L’organisation a appelé les autorités à renforcer la protection des civils dans un contexte marqué par l’insécurité croissante liée aux groupes armés dans plusieurs régions du pays.
Le ministère de la Communication et des Relations avec le Parlement a réagi en déclarant que « le Burkina Faso respecte les droits humains et s’efforce de sécuriser l’ensemble de son territoire malgré les défis sécuritaires majeurs ». Le communiqué affirme également que HRW aurait basé son rapport sur des témoignages isolés, « sans vérification indépendante sur le terrain ».
Les réactions à ce rejet sont partagées.
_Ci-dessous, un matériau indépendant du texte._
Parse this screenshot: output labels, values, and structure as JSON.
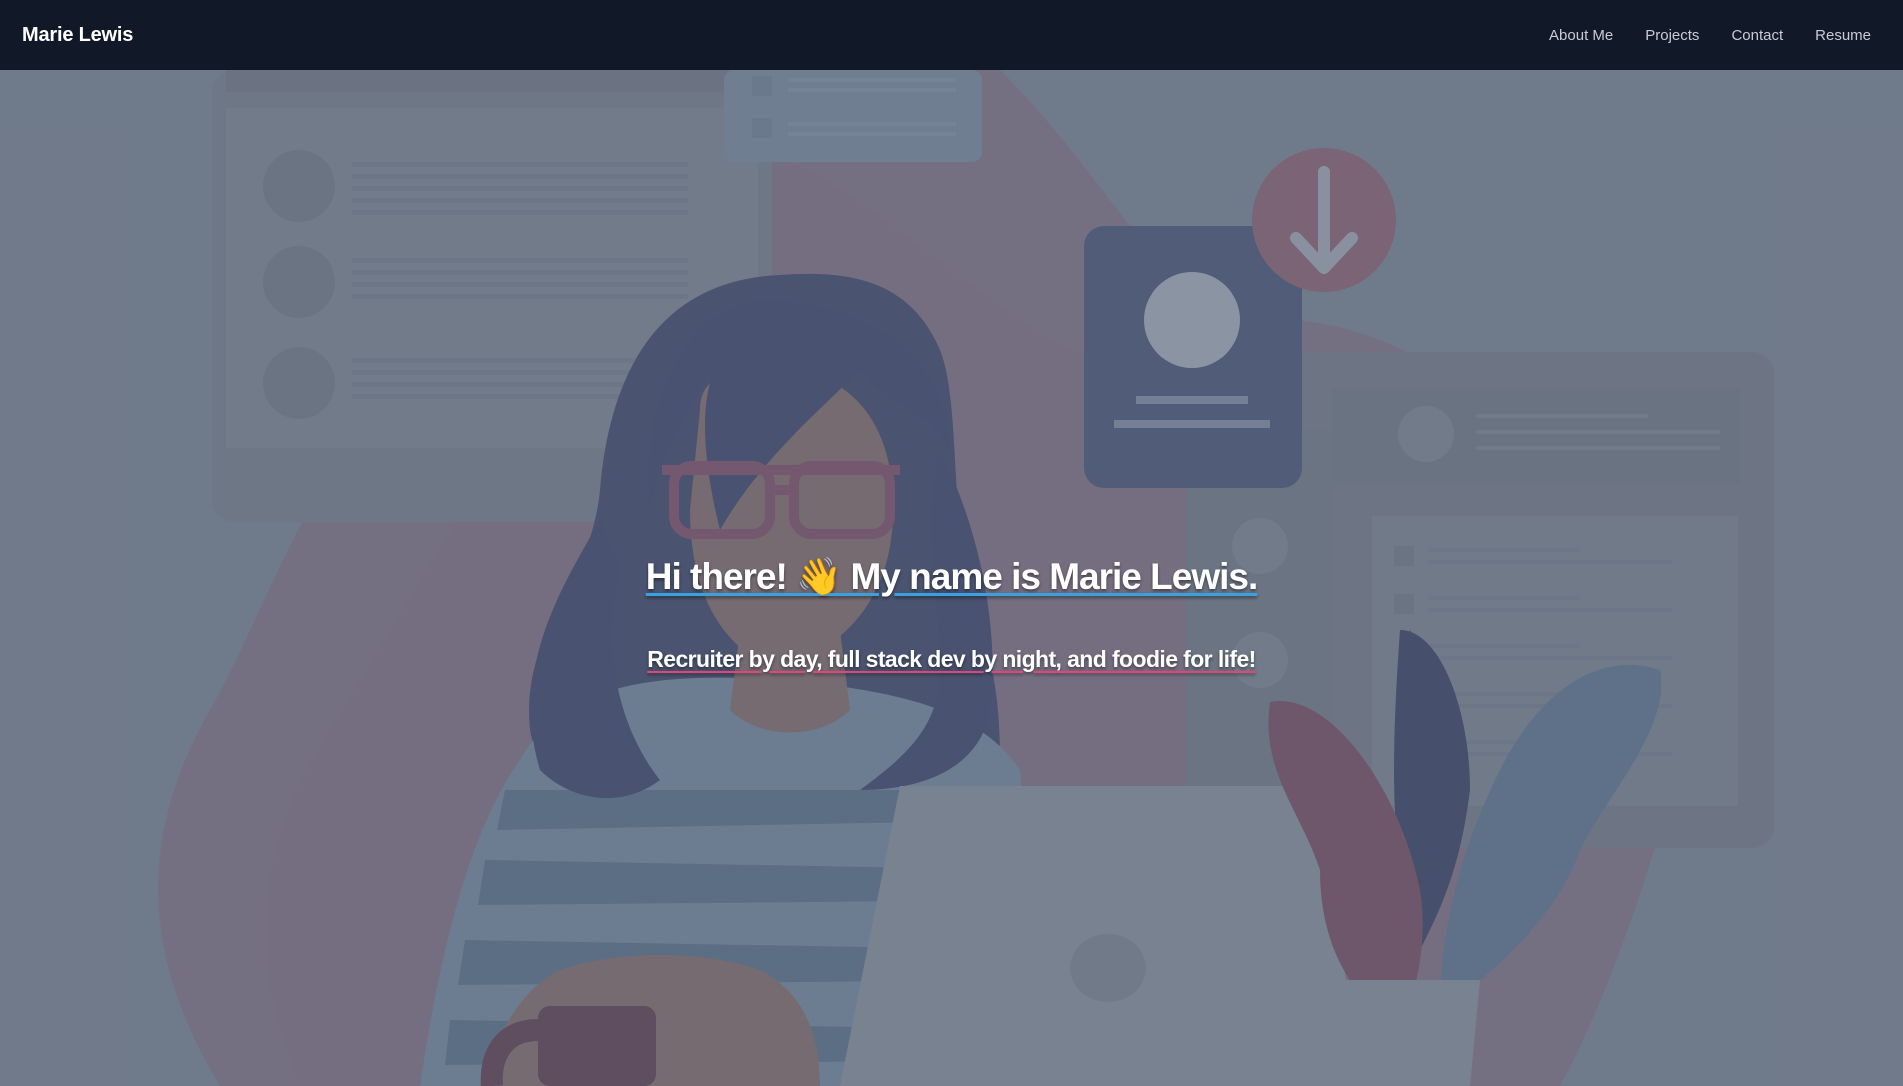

Des organisations locales de défense des droits humains ont exprimé leur inquiétude face à ce qu’elles perçoivent comme un manque de dialogue entre le gouvernement et les Ong internationales. « Ignorer ces rapports ne fera qu’aggraver la situation des populations vulnérables », a déclaré un représentant d’une ONG burkinabé.
Human Rights Watch, pour sa part, maintient ses conclusions et appelle à une enquête indépendante pour « garantir la protection des civils et des journalistes sur l’ensemble du territoire burkinabé ».
Le Burkina Faso, confronté depuis plusieurs années à une crise sécuritaire dans le nord et l’est du pays, fait régulièrement l’objet d’alertes de la part des Ong internationales et des Nations unies concernant la protection des droits humains.